Class of 1974 graduate tells the 40,000-year history of music through remains found in archaeological excavations
In celebration of World Music Day, we caught up with alumnus Dr Graeme Lawson (GDHons Archaeology and Music, 1974) to hear about his research into the origins of music as we know it through what has been left behind.
21 June 2025
Stumbling across an article in Newcastle University’s School of Archaeology about a recently discovered Anglo-Saxon string instrument inspired Graeme’s dissertation project, and consequently his lifelong career and passion for the material history of music culture.

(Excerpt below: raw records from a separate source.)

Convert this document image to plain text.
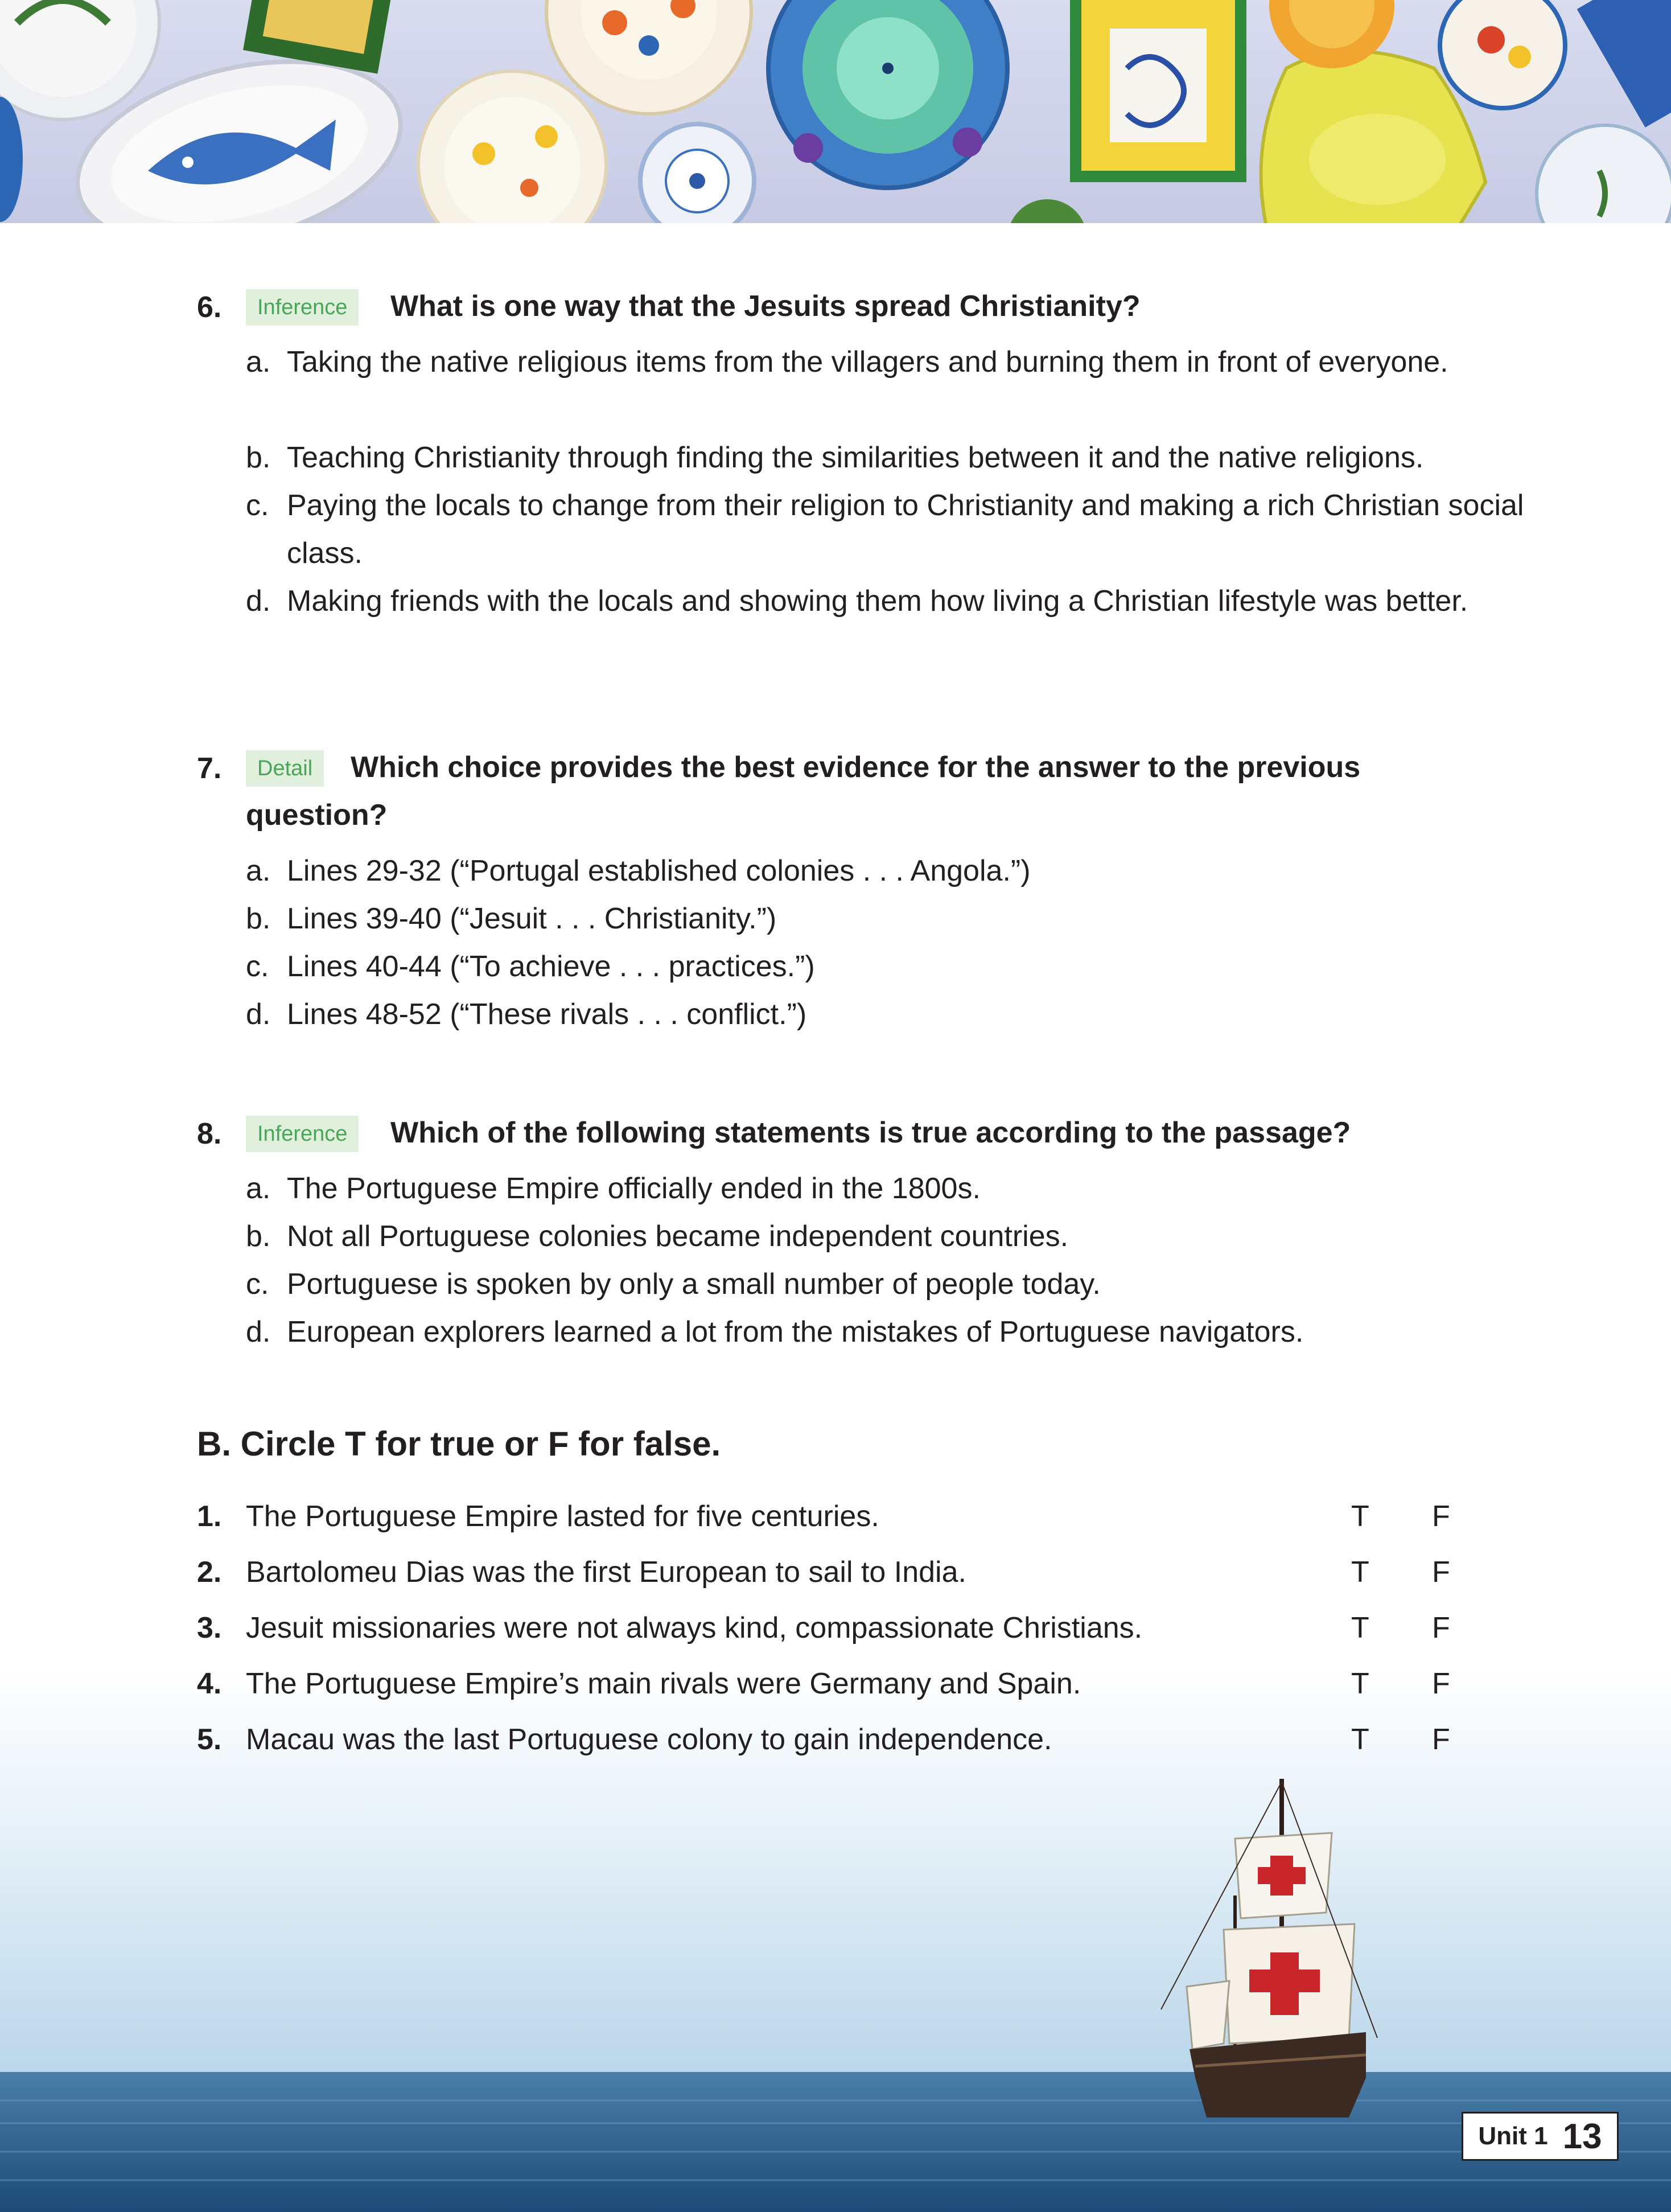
6.	Inference	What is one way that the Jesuits spread Christianity?
a. Taking the native religious items from the villagers and burning them in front of everyone.
b. Teaching Christianity through finding the similarities between it and the native religions.
c. Paying the locals to change from their religion to Christianity and making a rich Christian social class.
d. Making friends with the locals and showing them how living a Christian lifestyle was better.
7.	Detail	Which choice provides the best evidence for the answer to the previous question?
a. Lines 29-32 (“Portugal established colonies . . . Angola.”)
b. Lines 39-40 (“Jesuit . . . Christianity.”)
c. Lines 40-44 (“To achieve . . . practices.”)
d. Lines 48-52 (“These rivals . . . conflict.”)
8.	Inference	Which of the following statements is true according to the passage?
a. The Portuguese Empire officially ended in the 1800s.
b. Not all Portuguese colonies became independent countries.
c. Portuguese is spoken by only a small number of people today.
d. European explorers learned a lot from the mistakes of Portuguese navigators.
B. Circle T for true or F for false.
1. The Portuguese Empire lasted for five centuries.	T F
2. Bartolomeu Dias was the first European to sail to India.	T F
3. Jesuit missionaries were not always kind, compassionate Christians.	T F
4. The Portuguese Empire’s main rivals were Germany and Spain.	T F
5. Macau was the last Portuguese colony to gain independence.	T F
Unit 1 13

Today, Graeme is a world-leading expert in the origins of music through archaeological artefacts, working as a fellow at Cambridge University and publishing numerous books on the subject.
His latest publication is Sound Tracks, which traces the fascinating story of archaeologists’ explorations of music's prehistory, from the present day back to the first modern humans and beyond.
To mark World Music Day 2025, we caught up with Graeme to hear more about what we can learn about music making through the ages from the archaeological evidence left behind and where life has taken him since leaving campus in 1974.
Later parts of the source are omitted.